Bob Baines of Spruce Head, Maine, has seen his lobster catch drop from around 1,000 pounds a day to about 300. Lobstering is a cyclical fishery. But last season, the overall catch was down 12 million pounds.
Nobody knows the reasons behind the drop — but it has come at a bad time. Baines says that in the past five years, his bait costs have more than doubled. And fuel prices are probably at least three times higher over the same period, he said.
"But also traps have gone up significantly — buoys, rope — they're all made of oil products," Baines said. "And our [catch] price is a little bit lower than it was last year."
Higher sales prices for his catch would help, but Baines says he also would like to see lobster dealers sell more. That, however, is not the case.
As Susan Sharon from Maine Public Radio in Portland tells Steve Inskeep, restaurateurs, like Steve DiMillo of DiMillo's Floating Restaurant, aren't selling as much lobster as they used to.

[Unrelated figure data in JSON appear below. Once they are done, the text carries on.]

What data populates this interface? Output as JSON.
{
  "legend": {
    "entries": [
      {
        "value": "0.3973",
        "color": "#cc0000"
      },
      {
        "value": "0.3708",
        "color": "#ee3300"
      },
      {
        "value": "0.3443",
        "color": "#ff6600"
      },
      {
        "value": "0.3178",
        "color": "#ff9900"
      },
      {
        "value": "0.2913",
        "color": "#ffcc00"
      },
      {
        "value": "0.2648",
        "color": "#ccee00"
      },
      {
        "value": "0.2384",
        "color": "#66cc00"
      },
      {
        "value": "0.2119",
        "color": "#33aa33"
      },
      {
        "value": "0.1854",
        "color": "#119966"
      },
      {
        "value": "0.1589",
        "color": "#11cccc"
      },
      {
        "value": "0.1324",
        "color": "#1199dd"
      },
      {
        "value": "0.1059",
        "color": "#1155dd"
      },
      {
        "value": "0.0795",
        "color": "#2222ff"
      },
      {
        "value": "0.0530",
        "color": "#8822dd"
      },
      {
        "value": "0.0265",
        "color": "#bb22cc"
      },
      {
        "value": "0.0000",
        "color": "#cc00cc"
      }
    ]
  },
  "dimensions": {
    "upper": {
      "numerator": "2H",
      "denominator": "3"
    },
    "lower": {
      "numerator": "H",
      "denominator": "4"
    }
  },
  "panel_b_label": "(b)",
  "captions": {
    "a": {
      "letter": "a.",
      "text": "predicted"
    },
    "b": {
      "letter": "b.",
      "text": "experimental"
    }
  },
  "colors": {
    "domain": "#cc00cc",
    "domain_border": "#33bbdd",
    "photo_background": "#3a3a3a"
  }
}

"We put stronger emphasis on other seafoods, on Black Angus steaks and our Italian meals," DiMillo said.
"We want to sell a wider variety of foods to appeal to a wider audience. The lobster entrees used to be close to 40 percent of sales of our meals, and now it's in the high 20s."
That's not good for fishermen like Baines. Dave Cousens, longtime president of the Maine Lobsterman's Association, says the key is lowering their overhead.
That can be done, Cousens says, through efficiencies such as spending fewer days on the water, driving boats at slower speeds and being more strategic in using bait. Also, Cousens advocates stopping the catch in July and August when lobster shells are soft — which limits how far they can be safely shipped.
A shorter season, Cousens believes, would limit demand, increase supply, raise prices — and quite possibly rescue the lobster trade.
Susan Sharon reports for Maine Public Radio.